C'était une journée comme les autres. Ensoleillée. Quelconque. Un sourire rivé sur les lèvres, Ambre étira ses muscles endoloris. Elle venait de finir les corvées confiées par son père. Elle pouvait enfin profiter de son après-midi. Le village était en effervescence comme à son habitude. Chacun vaquait à ses occupations. Elle observa les villageois le cœur serré. Tout le monde se connaissait et s'appréciait. Enfin, presque. Mais étant tout juste majeure, un choix s'imposait à elle. Chaque personne passait par là, c'était la tradition. Le moment était venu de déterminer sa vocation.

Comme s'il parvenait à déchiffrer ses pensées, son père posa le regard sur elle. C'était l'un des meilleurs protecteurs d'Elyon. Son monde. Le devoir des protecteurs était de surveiller et de protéger la population. Il se tenait dans un coin reculé du village, visiblement en grande conversation avec plusieurs de ses collègues. Celle-ci semblait sérieuse puisqu'il avait un sourire en coin assez froid. Ce détail, aussi minime fut-il, démontrait qu'il peinait à rester impassible et qu'une colère sourde devait monter en lui. Ambre soupira levant les yeux au ciel. Ce n'était pas le chef pour rien. Il avait bien un caractère de cochon.

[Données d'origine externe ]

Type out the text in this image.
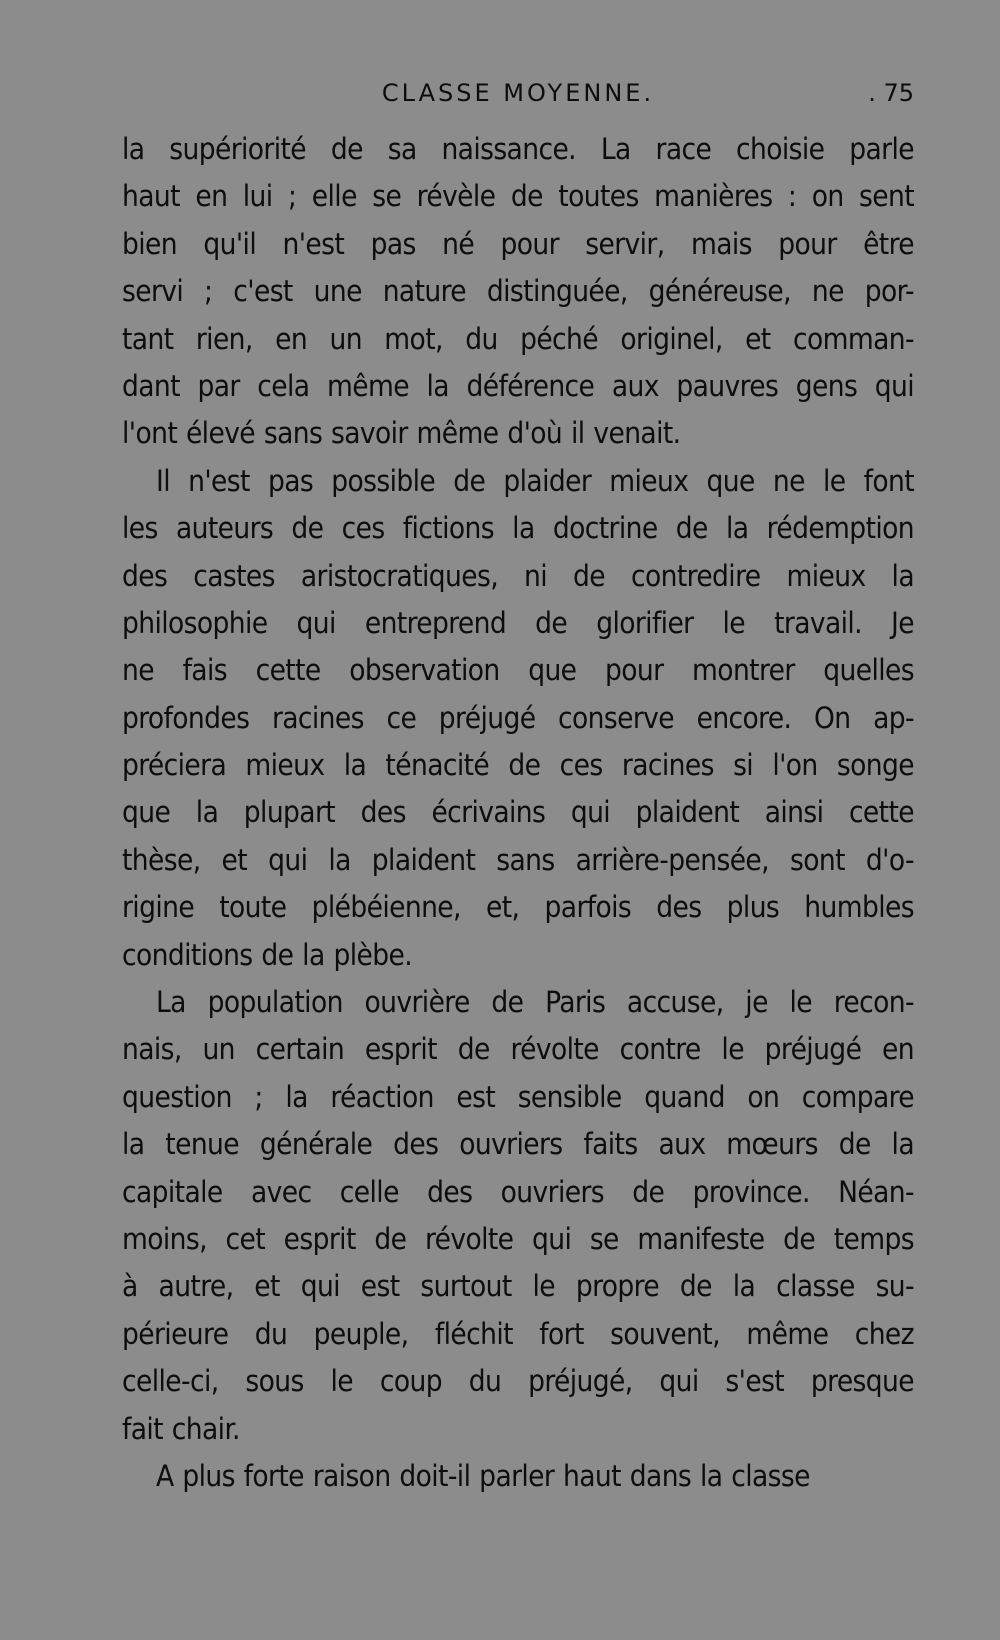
CLASSE MOYENNE.	. 75
la supériorité de sa naissance. La race choisie parle
haut en lui ; elle se révèle de toutes manières : on sent
bien qu'il n'est pas né pour servir, mais pour être
servi ; c'est une nature distinguée, généreuse, ne por-
tant rien, en un mot, du péché originel, et comman-
dant par cela même la déférence aux pauvres gens qui
l'ont élevé sans savoir même d'où il venait.
Il n'est pas possible de plaider mieux que ne le font
les auteurs de ces fictions la doctrine de la rédemption
des castes aristocratiques, ni de contredire mieux la
philosophie qui entreprend de glorifier le travail. Je
ne fais cette observation que pour montrer quelles
profondes racines ce préjugé conserve encore. On ap-
préciera mieux la ténacité de ces racines si l'on songe
que la plupart des écrivains qui plaident ainsi cette
thèse, et qui la plaident sans arrière-pensée, sont d'o-
rigine toute plébéienne, et, parfois des plus humbles
conditions de la plèbe.
La population ouvrière de Paris accuse, je le recon-
nais, un certain esprit de révolte contre le préjugé en
question ; la réaction est sensible quand on compare
la tenue générale des ouvriers faits aux mœurs de la
capitale avec celle des ouvriers de province. Néan-
moins, cet esprit de révolte qui se manifeste de temps
à autre, et qui est surtout le propre de la classe su-
périeure du peuple, fléchit fort souvent, même chez
celle-ci, sous le coup du préjugé, qui s'est presque
fait chair.
A plus forte raison doit-il parler haut dans la classe
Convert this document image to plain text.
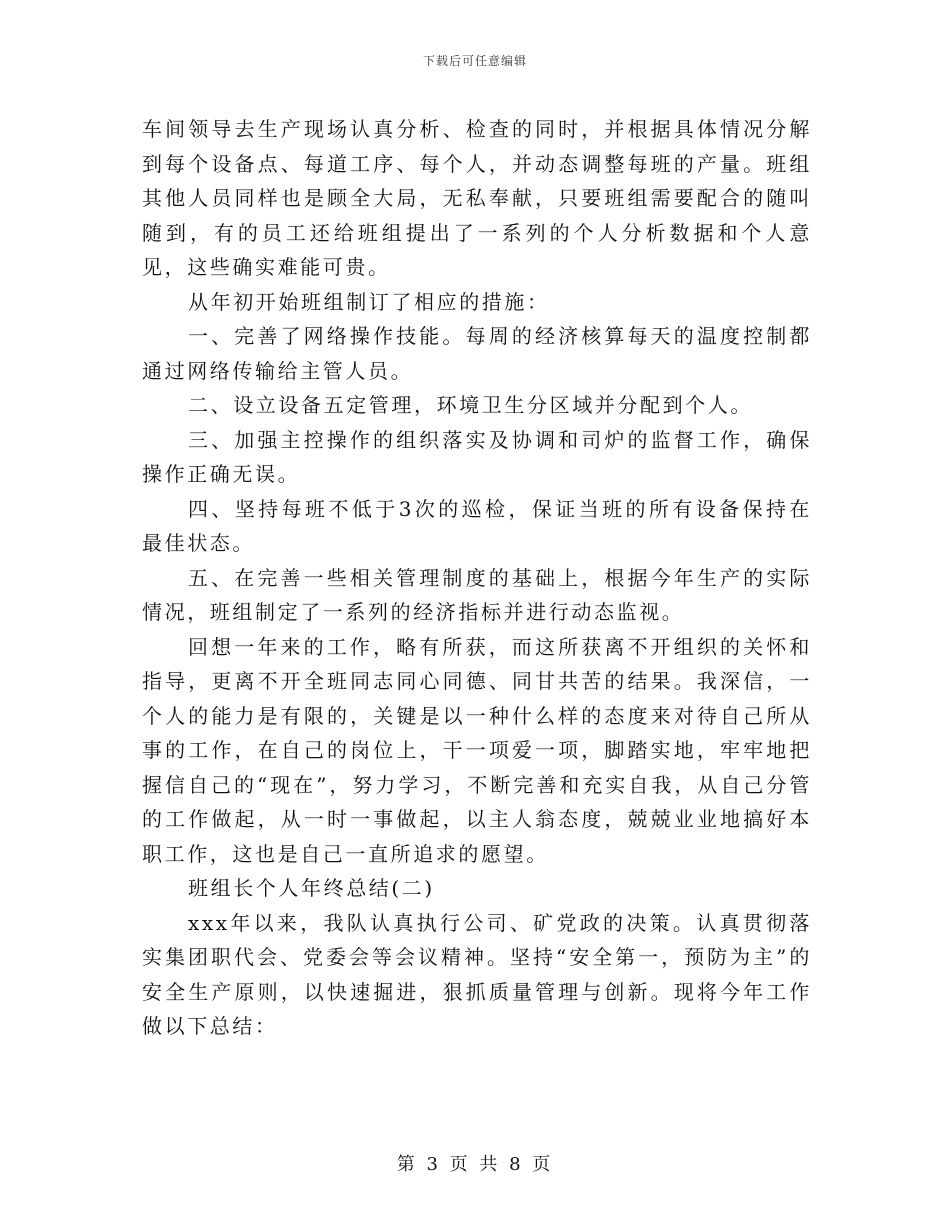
下载后可任意编辑

车间领导去生产现场认真分析、检查的同时，并根据具体情况分解到每个设备点、每道工序、每个人，并动态调整每班的产量。班组其他人员同样也是顾全大局，无私奉献，只要班组需要配合的随叫随到，有的员工还给班组提出了一系列的个人分析数据和个人意见，这些确实难能可贵。

从年初开始班组制订了相应的措施：

一、完善了网络操作技能。每周的经济核算每天的温度控制都通过网络传输给主管人员。

二、设立设备五定管理，环境卫生分区域并分配到个人。

三、加强主控操作的组织落实及协调和司炉的监督工作，确保操作正确无误。

四、坚持每班不低于3次的巡检，保证当班的所有设备保持在最佳状态。

五、在完善一些相关管理制度的基础上，根据今年生产的实际情况，班组制定了一系列的经济指标并进行动态监视。

回想一年来的工作，略有所获，而这所获离不开组织的关怀和指导，更离不开全班同志同心同德、同甘共苦的结果。我深信，一个人的能力是有限的，关键是以一种什么样的态度来对待自己所从事的工作，在自己的岗位上，干一项爱一项，脚踏实地，牢牢地把握信自己的“现在”，努力学习，不断完善和充实自我，从自己分管的工作做起，从一时一事做起，以主人翁态度，兢兢业业地搞好本职工作，这也是自己一直所追求的愿望。

班组长个人年终总结(二)

xxx年以来，我队认真执行公司、矿党政的决策。认真贯彻落实集团职代会、党委会等会议精神。坚持“安全第一，预防为主”的安全生产原则，以快速掘进，狠抓质量管理与创新。现将今年工作做以下总结：

第 3 页 共 8 页
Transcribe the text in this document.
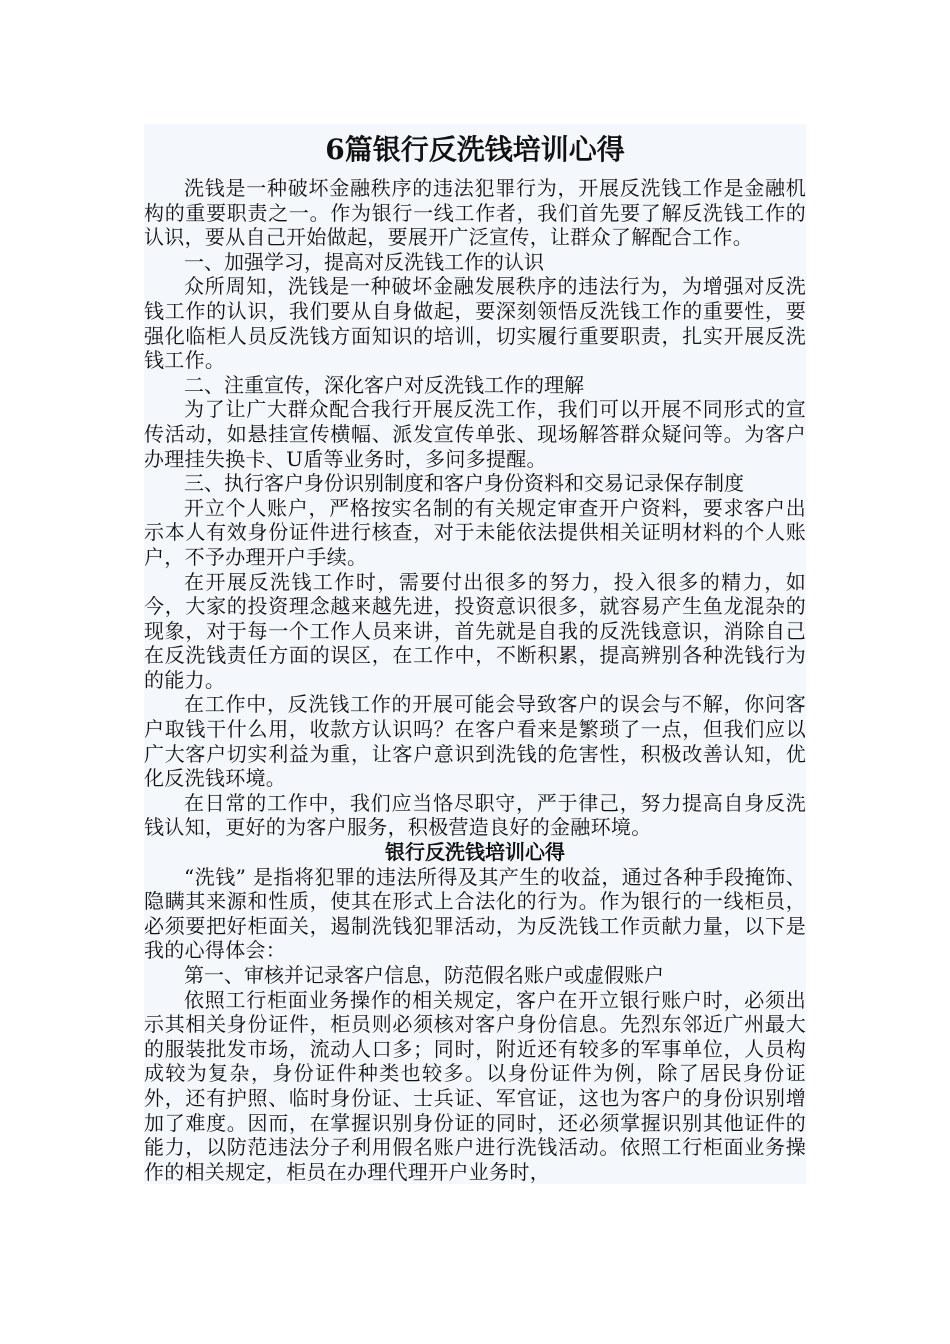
6篇银行反洗钱培训心得

洗钱是一种破坏金融秩序的违法犯罪行为，开展反洗钱工作是金融机构的重要职责之一。作为银行一线工作者，我们首先要了解反洗钱工作的认识，要从自己开始做起，要展开广泛宣传，让群众了解配合工作。

一、加强学习，提高对反洗钱工作的认识

众所周知，洗钱是一种破坏金融发展秩序的违法行为，为增强对反洗钱工作的认识，我们要从自身做起，要深刻领悟反洗钱工作的重要性，要强化临柜人员反洗钱方面知识的培训，切实履行重要职责，扎实开展反洗钱工作。

二、注重宣传，深化客户对反洗钱工作的理解

为了让广大群众配合我行开展反洗工作，我们可以开展不同形式的宣传活动，如悬挂宣传横幅、派发宣传单张、现场解答群众疑问等。为客户办理挂失换卡、U盾等业务时，多问多提醒。

三、执行客户身份识别制度和客户身份资料和交易记录保存制度

开立个人账户，严格按实名制的有关规定审查开户资料，要求客户出示本人有效身份证件进行核查，对于未能依法提供相关证明材料的个人账户，不予办理开户手续。

在开展反洗钱工作时，需要付出很多的努力，投入很多的精力，如今，大家的投资理念越来越先进，投资意识很多，就容易产生鱼龙混杂的现象，对于每一个工作人员来讲，首先就是自我的反洗钱意识，消除自己在反洗钱责任方面的误区，在工作中，不断积累，提高辨别各种洗钱行为的能力。

在工作中，反洗钱工作的开展可能会导致客户的误会与不解，你问客户取钱干什么用，收款方认识吗？在客户看来是繁琐了一点，但我们应以广大客户切实利益为重，让客户意识到洗钱的危害性，积极改善认知，优化反洗钱环境。

在日常的工作中，我们应当恪尽职守，严于律己，努力提高自身反洗钱认知，更好的为客户服务，积极营造良好的金融环境。

银行反洗钱培训心得

“洗钱” 是指将犯罪的违法所得及其产生的收益，通过各种手段掩饰、隐瞒其来源和性质，使其在形式上合法化的行为。作为银行的一线柜员，必须要把好柜面关，遏制洗钱犯罪活动，为反洗钱工作贡献力量，以下是我的心得体会：

第一、审核并记录客户信息，防范假名账户或虚假账户

依照工行柜面业务操作的相关规定，客户在开立银行账户时，必须出示其相关身份证件，柜员则必须核对客户身份信息。先烈东邻近广州最大的服装批发市场，流动人口多；同时，附近还有较多的军事单位，人员构成较为复杂，身份证件种类也较多。以身份证件为例，除了居民身份证外，还有护照、临时身份证、士兵证、军官证，这也为客户的身份识别增加了难度。因而，在掌握识别身份证的同时，还必须掌握识别其他证件的能力，以防范违法分子利用假名账户进行洗钱活动。依照工行柜面业务操作的相关规定，柜员在办理代理开户业务时，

Elle ne prit pas la peine de l'informer de son départ. Après tout, elle avait besoin de s'éloigner du village, pour réfléchir tranquillement à son avenir. Puis, elle savait qu'il aurait tenté de l'empêcher d'aller à son lieu favori. Son petit paradis. Pour y parvenir, elle devait traverser dans un premier temps, la forêt, puis arrivait enfin dans une plaine de sable noir et chaud. La marche était longue mais devant la beauté de l'endroit, cela en valait la peine. Elle avait découvert ce trésor caché des années auparavant et en avait parlé à son père avec passion. Elle aurait tant voulu qu'il l'accompagne au moins une fois. Mais cela ne se produirait jamais, hélas. Lorsqu'il l'avait appris, il l'avait réprimandé. Il faut dire que personne ne devait s'aventurer seul dans la forêt et encore moins une enfant. La forêt était dense et lugubre, le danger pouvait surgir de tous les côtés sans que l'on puisse en réchapper. Il était de notoriété publique qu'il fallait rester sur le sentier car les menaces rodaient dans l'obscurité, tapit derrière n'importe quel arbre. Malgré sa remontrance, à partir de ce jour-là, son père la surnomma « sa petite imprudente ». À cause de son attitude d'aventurière intrépide, les jeunes de son âge l'ignoraient. Leurs parents craignaient qu'un jour elle mît ses amis en danger sans le vouloir. C'est ainsi que, perdue dans ses pensées, Ambre arriva enfin à destination et s'assit dans le sable noir avant de s'allonger, profitant du silence habituel qui l'entourait.

Elle ne sut combien de temps elle passa à ruminer ses réflexions. Elle ne parvenait tout bonnement pas à définir un choix de carrière. Elle savait que son père avait toujours eu une préférence pour elle. Son plus grand désir était qu'elle devienne guérisseuse. Même si une part d'elle voulait le rendre fier, elle doutait en être pleinement heureuse. Réaliser des recherches, soigner les malades, pouvait être attractif, elle n'allait pas le nier. Cependant elle rêvait d'actions. C'était peut-être la raison pour laquelle elle l'admirait tant et voulait elle-même être une protectrice comme lui. Le problème était que très peu de femmes le devenaient. Lorsqu'elle lui avait confié son désir, il en était devenu livide. C'était à ses yeux un métier trop dangereux. Il avait perdu bien des collègues lors de combats contre des créatures et ne souhaitait pas la même vie pour son unique enfant. Elle avait bien tenté de le lui faire comprendre en argumentant, mais parler à un sourd revenait au même. Rageant silencieusement, elle joua avec le sable en attrapant une poignée pour le laisser filer entre ses doigts. Ce contact la détendait. Il était si doux et chaud à la fois.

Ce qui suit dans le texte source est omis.